Without an all-encompassing worldview that places economics in its rightful place as one of many important facets of our lives, the absolutization of the "dismal" science results in truly dismal practices. A broader framework for justice, fairness, responsibility, and civility is required to prevent economics from becoming the definitive context of reality.

Second, we are seeing continued economic disparity in our society. Most analysts agree that the middle class is shrinking. The poor appear to be getting poorer, while the upper class continues to do well.

As we move toward a knowledge-based society, low-skill, good-paying jobs are becoming more scarce. For decades, unskilled people could work in unionized factories, get health care insurance, have job security, earn a good wage, and retire with the same company on a good pension. Clearly, the percentage of those jobs is decreasing. Yes, there are good-paying jobs out there, but invariably they require a higher level of training, skills, and education.

Unlike the 1950s, 1960s, or 1970s, there is not equal access to jobs. More and more people are finding it harder to find full-time good paying work in the new emerging job market. Economics itself, through technique or analysis, can't deal with this reality. Increased focus on the economic aspect of life as the path to self-fulfillment and meaning, coupled with more information through disclosure laws about what others are earning, has the potential to create unrest and resentment.

Third, we are in a steadily shrinking world. Years ago, unrest in Indonesia would have been world news and nothing more. Now the stubbornness of Asian dictators affects not only the performance of other countries' economies, it also reduces the value of my RRSPs.

Many have written about how the free flow of capital has blurred international boundaries. While there is reason to slow or control this movement, particularly as it pertains to stock market speculation, such investment is needed to refurbish obsolete equipment or build new plants and thus secure jobs. This investment-job relationship will become increasingly pervasive and will likely override claims to maintain national "sovereignty" over our economic lives. (If such control is even possible while still maintaining all the attributes of a free and democratic society.)

Fourth, our values will continue to be shaped by the predominant notion that is best captured by the successful Molson Canadian ads which summarize the popular dogma in two words: "I AM . . . " This attitude of "I am whatever I make of myself" carries over into the economic realm. And if we can't make it ourselves, we ask the government to give us our due.

Even for those who claim to support a more caring society, the results of a pervasive attitude of getting my fair share hardly forms the basis for a civil or just society.

Renewed analysis

The convergence of these four trends suggest that renewed analysis on the deeper implications of the role of economics in our lives needs to take place.

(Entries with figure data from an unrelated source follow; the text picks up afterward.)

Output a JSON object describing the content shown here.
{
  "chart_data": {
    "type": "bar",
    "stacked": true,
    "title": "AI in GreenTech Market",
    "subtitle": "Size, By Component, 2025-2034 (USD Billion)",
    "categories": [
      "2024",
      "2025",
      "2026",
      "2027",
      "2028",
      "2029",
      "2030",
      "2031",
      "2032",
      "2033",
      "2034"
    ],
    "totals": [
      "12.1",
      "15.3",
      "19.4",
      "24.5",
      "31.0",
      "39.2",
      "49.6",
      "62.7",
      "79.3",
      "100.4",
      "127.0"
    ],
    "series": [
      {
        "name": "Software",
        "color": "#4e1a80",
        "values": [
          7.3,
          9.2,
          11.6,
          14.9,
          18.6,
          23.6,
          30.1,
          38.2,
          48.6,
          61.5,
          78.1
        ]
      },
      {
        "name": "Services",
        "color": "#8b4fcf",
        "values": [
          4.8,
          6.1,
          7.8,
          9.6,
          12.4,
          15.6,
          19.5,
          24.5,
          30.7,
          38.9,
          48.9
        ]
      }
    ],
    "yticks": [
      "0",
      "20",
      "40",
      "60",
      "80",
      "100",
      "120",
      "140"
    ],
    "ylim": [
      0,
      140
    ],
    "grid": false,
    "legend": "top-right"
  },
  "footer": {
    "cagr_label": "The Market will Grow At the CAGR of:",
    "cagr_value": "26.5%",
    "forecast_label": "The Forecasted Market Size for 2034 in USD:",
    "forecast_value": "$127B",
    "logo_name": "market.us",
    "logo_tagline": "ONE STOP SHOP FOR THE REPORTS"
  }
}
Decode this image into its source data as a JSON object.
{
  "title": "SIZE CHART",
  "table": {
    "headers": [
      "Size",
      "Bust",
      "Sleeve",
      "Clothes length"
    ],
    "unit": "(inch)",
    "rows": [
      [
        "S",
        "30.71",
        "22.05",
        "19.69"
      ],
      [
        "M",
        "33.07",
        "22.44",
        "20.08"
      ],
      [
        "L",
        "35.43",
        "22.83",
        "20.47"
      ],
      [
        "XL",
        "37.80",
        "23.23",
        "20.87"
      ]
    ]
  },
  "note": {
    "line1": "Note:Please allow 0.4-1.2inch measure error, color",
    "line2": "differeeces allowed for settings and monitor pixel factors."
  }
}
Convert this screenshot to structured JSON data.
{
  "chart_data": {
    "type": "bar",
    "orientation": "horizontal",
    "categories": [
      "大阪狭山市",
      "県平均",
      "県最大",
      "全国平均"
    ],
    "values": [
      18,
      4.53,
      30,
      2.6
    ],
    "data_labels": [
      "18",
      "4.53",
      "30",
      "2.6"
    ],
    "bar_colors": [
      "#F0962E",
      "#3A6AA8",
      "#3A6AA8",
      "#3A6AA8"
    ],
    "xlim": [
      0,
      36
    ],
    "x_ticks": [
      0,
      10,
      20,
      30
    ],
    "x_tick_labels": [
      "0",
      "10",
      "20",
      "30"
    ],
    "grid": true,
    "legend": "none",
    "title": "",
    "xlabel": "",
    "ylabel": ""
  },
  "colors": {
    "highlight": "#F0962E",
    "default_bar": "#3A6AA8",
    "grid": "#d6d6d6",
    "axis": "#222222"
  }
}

Our challenge is to move the discussion of emerging economic dynamics into a larger context, one that encompasses all of life.

As with psychology and politics, economics plays an important role in our lives. But it cannot satisfy the irresistible impulse for a comprehensive worldview. Each sphere of life must take its place in relation to others. By employing the scales of the Christian faith, a proper balance can be achieved.

 

Ed Pypker is a former editor of Comment. He currently serves as Director of HR at ATS (Automation Tooling Systems), and as chair of the board of the Paideia Centre for Public Theology.